Kristof Imschoot

Personal information
- Date of birth: 4 December 1980 (age 45)
- Place of birth: Dendermonde, Belgium
- Height: 1.83 m (6 ft 0 in)
- Position: Midfielder

Team information
- Current team: RFC Wetteren

Senior career*
- Years: Team / Apps / (Gls)
- 1999–2001: Beveren / 35 / (2)
- 2001–2006: Lierse / 110 / (14)
- 2006–2007: Willem II / 29 / (3)
- 2007–2009: KV Mechelen / 47 / (3)
- 2009–2010: Dender / 29 / (10)
- 2010–2012: Enosis Neon Paralimni / 39 / (4)
- 2012–2013: R. Cappelleni / 25 / (6)
- 2013–2015: Wetteren-Kwatrecht
- 2015–: RFC Wetteren

= Kristof Imschoot =

Belgian footballer

Kristof Imschoot (born 4 December 1980) is a Belgian footballer who plays as a midfielder for RFC Wetteren.
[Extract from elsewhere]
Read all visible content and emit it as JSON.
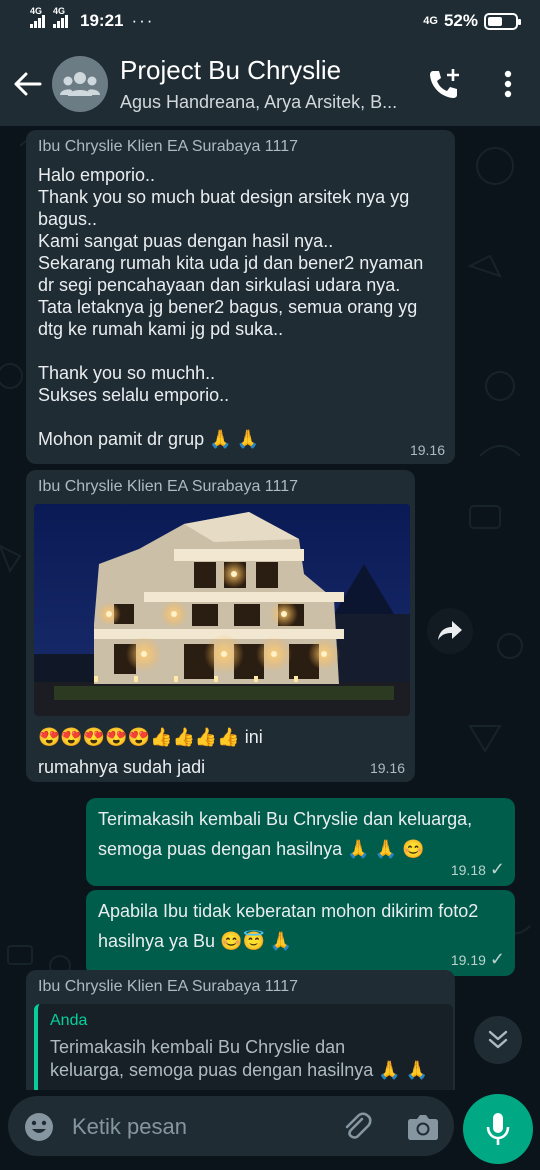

He has also played for Beveren, Lierse, Willem II, KV Mechelen and Dender.

==Life and career==
Imschoot was born in the city of Dendermonde. He began his professional career with Beveren and made his first team debut during the 1999–2000 season. Two years later, Imschoot joined Lierse and went on to score 14 goals in 110 league appearances in five seasons with the club. He spent the 2006–07 season with Dutch side Willem II and then returned to Belgium to play for KV Mechelen, scoring three goals in 47 league games. Imschoot joined Dender in 2009 and scored 10 goals in 29 appearances during his one season with the club. He moved to Cyprus in 2010 to sign for Enosis Neon Paralimni.